About quality - "low", "bad" and "poor"

I need two words to describe the quality of some items - one word describing items of worse quality than the other.

I read this question, Bad or Poor more severe. I'm uncertain if I fully agree with the answer about "bad" being worse than "poor", since poor people still can be good though... Being economically poor and criminally bad, is something different than being of poor quality and bad quality.

I need two words to describe the quality of items - one being items of worse quality than the other - both being items of "bad" quality.

I was thinking of using "low quality" and "poor quality" - but I guess "bad quality" may also be an option. The problem is that I'm uncertain if "low" or "poor" is the worse of them (I thought it low was higher quality than poor, but I may be wrong)... In any case, it's not obvious what's what.

So, should I use "low" and "poor", "bad" and "poor", or "low" and "bad" ?

What would be the ranging within the two ?

Is there perhaps another better word to be used with "low" (or "bad") - or another set of words alltogether?


I was intrigued by the "adjective ladder" data in a writeup by Hicks et al. cited by a linked answer to a related question in the comments, but I wanted to see it as a graph with error bars to help me gauge similarity and variance.
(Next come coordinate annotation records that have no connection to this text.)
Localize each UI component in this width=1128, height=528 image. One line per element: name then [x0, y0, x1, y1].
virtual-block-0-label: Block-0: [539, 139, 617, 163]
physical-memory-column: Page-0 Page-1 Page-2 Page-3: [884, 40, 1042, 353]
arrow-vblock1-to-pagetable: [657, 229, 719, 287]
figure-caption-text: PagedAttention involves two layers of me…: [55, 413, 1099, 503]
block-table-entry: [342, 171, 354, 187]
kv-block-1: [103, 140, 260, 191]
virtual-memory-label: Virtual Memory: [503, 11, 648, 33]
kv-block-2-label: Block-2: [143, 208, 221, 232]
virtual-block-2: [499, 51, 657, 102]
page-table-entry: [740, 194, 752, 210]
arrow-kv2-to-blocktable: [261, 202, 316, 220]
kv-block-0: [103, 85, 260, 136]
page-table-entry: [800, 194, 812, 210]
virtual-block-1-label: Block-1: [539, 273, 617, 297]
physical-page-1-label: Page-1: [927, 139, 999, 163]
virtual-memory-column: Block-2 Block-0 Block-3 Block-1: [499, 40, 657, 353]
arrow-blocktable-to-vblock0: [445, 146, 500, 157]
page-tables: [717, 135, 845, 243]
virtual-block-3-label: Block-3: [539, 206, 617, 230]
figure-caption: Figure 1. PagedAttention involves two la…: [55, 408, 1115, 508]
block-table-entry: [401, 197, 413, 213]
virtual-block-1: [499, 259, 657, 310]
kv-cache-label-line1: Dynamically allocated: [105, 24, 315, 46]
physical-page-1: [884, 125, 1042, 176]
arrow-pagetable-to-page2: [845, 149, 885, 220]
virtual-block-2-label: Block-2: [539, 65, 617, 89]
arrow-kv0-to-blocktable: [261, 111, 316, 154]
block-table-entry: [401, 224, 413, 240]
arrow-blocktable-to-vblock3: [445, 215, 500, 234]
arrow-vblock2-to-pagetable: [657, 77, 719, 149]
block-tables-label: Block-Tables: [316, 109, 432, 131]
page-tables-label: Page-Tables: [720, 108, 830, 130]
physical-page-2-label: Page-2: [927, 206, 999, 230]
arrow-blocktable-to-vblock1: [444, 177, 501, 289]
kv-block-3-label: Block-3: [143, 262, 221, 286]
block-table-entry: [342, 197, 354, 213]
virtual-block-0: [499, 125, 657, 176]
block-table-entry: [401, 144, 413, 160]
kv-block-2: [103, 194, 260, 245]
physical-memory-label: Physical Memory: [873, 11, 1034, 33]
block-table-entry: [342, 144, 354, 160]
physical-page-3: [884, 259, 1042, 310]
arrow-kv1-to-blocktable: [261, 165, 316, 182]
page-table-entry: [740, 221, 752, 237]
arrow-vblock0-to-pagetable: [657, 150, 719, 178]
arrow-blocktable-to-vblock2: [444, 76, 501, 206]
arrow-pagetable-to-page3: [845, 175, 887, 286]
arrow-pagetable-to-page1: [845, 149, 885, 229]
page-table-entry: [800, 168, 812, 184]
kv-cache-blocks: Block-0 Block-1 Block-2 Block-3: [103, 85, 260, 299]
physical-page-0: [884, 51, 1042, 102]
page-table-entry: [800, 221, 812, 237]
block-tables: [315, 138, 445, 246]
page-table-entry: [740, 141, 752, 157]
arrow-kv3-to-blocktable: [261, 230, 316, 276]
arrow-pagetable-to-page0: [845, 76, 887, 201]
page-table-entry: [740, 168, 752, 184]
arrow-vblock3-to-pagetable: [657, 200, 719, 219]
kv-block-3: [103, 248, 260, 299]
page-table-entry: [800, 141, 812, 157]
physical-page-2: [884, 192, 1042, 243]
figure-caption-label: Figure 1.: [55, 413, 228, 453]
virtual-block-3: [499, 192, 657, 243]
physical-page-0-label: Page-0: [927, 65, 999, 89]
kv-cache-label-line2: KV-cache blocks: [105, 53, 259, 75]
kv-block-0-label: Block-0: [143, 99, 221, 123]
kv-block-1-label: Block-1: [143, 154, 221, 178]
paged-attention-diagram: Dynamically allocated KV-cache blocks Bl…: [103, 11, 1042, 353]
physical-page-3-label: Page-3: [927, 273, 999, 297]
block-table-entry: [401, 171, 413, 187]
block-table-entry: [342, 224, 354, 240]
I've plotted it below.

Choosing Natural Adjective Ladders

I recommend choosing just a handful of these key terms from this chart whose error bars are well separated from each other with somewhat similar distance between them. Perhaps:

  • Awful (1.9 ± 0.08)
  • Limited (3.8 ± 0.09, abysmal + 1.9)
  • Fair (5.4 ± 0.08, limited + 1.6)
  • Good (6.9 ± 0.10, fair + 1.5)
  • Incredible (9.0 ± 0.8, good + 2.1)

The study has its own similar list of eleven items (abysmal, awful, bad, poor, mediocre, fair, good, great, excellent, amazing, phenomenal). Choosing a subset of six of those would simply entail taking every other: abysmal, bad, mediocre, good, excellent, phenomenal). For five, remove either abysmal or phenomenal.

Be careful not to pick terms that are too obscure! "Abysmal" and "Middling" just aren't popular words. (Though note that popularity is not the same as familiarity.) Consider checking Google Ngrams. Here are the most obscure words out of the 24 on the list (since WWII):

Fewest occurrences in printed books (via Google Ngrams): Adjective obscurity via Google Ngrams

Further research needed!

This paper had good methodology, randomizing the list, asking subjects to sort it, then rate it, and a few other tasks the helped them determine subjects' familiarity with each term. They found that "middling" was left blank by most participants, presumably due to a lack of familiarity.

When choosing words, try to avoid the less popular ones (like "middling"). I'd like to see "dismal," "average," and "heroic" in there as well, but keep the list from growing too large.

A larger version of this study could be broken down by region and educational level. If using something like Amazon Mechanical Turk, I suggest restricting participants to regions where English is the primary language rather than the lingua franca.


You could easily differentiate between the two states by including the word "very" in one of them. So then you have a poor quality item and a very poor quality item, or a low quality item and a very low quality item.

Very

ver·y [ver-ee] adverb

  1. in a high degree; extremely; exceedingly: A giant is very tall.

Most modern scales or grading systems take a quantitative, numeric approach. But we want a qualitative, descriptive, discursive scale. Something that uses words instead of numbers.

So we'll need to find an industry that existed before our age of sterile numbers and soulless analytics, which used a qualitative, yet unambiguous, and fundamentally ordered way to compare the quality of products.

Unfortunately, it seems for most industries, such as beef, and lumber, and gemstones, and coins (numismatics) the scales begin at "decent", or at most, have a single grade for "bad" (probably because the products are intended for sale, and if an individual item is below par, commercially it makes more sense to simply discard it than to spend time grading it in detail). However, there is still one group who's unafraid to call a spade a spade (assuming a spade is somehow undesirable): teachers.

Now, there are innumerable schools, and therefore countless grading systems, but several of them suggest a couple of words to fill in your blanks, and almost all of them agree in terms of relative ordering; so, from "best" (of a bad lot) to worst, we have:

  1. fair: neutral
  2. unsatisfactory: bad
  3. poor: worse

In re: which is worse, "poor" or "bad": when searching for qualitative grading systems, I came across what looks like an academic paper (though produced in industry), which reads, in part:

The quality of A and B was indicated by the assessors on a linear scale. The terms of quality on the left side mean: excellent, good, fair, poor, bad.


"Worse", and "worst" would suit your needs quite admirably, in my opinion, and they would work with either "bad" or "poor". So this widget is bad; that widget is worse, and the third one over there is worst.